We held a SAGE 2YC-sponsored workshop in January 2019, to which we invited educators who were interested in expanding Ocean Sciences and who came from 2YC and 4YCUs across southern California. The excitement exhibited at this workshop, in which both sides learned about the challenges that were faced in terms of adding new courses, programs, and transfer agreements, was in fact palpable. Participants asked for another, follow-up workshop so that they could continue the discussions about this idea of creating a workforce of students educated in coastal Oceanography.
Things to think about before you start this type of project
We wish we had known from the start who all the key players on our campus are to give advice on the approval process of a new course.
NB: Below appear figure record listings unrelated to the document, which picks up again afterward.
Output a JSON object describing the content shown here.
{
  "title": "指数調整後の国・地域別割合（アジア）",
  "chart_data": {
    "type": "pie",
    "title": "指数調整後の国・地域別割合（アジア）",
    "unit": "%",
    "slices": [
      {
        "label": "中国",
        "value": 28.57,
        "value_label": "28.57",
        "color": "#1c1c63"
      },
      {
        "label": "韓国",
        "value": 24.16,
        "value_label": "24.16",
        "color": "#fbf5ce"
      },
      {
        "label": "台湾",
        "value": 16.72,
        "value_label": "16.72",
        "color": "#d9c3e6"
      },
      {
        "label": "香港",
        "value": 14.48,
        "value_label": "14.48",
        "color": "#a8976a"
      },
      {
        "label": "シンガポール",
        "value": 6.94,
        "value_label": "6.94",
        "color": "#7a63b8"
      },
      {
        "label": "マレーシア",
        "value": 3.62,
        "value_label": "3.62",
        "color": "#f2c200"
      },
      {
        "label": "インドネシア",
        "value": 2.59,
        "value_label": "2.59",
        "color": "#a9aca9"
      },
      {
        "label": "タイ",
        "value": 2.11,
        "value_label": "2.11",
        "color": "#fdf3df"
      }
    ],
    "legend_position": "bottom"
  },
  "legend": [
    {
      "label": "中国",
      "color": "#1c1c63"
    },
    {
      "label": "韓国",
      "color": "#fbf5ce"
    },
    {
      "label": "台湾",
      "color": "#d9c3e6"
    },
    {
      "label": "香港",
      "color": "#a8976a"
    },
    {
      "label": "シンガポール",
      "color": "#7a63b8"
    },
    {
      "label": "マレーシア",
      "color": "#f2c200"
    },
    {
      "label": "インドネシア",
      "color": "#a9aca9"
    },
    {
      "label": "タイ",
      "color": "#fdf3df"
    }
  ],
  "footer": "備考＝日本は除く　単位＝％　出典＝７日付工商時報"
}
Our articulation officer shared with us that our course was not on the list of transferable courses, because the one similar course that was offered at another college was part of a unique certificate that was not transferable. Reaching out to others, for example our Curriculum and Instruction team, early on in the process is important.
We wish we had known about the challenges faced by 4YC/U faculty and administrators who want to change focus or create new programs at their colleges. We learned about these challenges at our workshop.
We also did not anticipate how much time it might take to create a list of faculty to include in our community, how much lead time they would appreciate regarding attending a workshop, or how it would be impossible to find a similar, lower-division course at any other college, that would enable our college to offer Coastal Oceanography as a transferable course.
Once our new Coastal Oceanography course is approved, we expect it to be offered at least once per year. Students who are interested in an Ocean Science career path will be better situated to transfer to a 4YC/U Ocean Sciences program.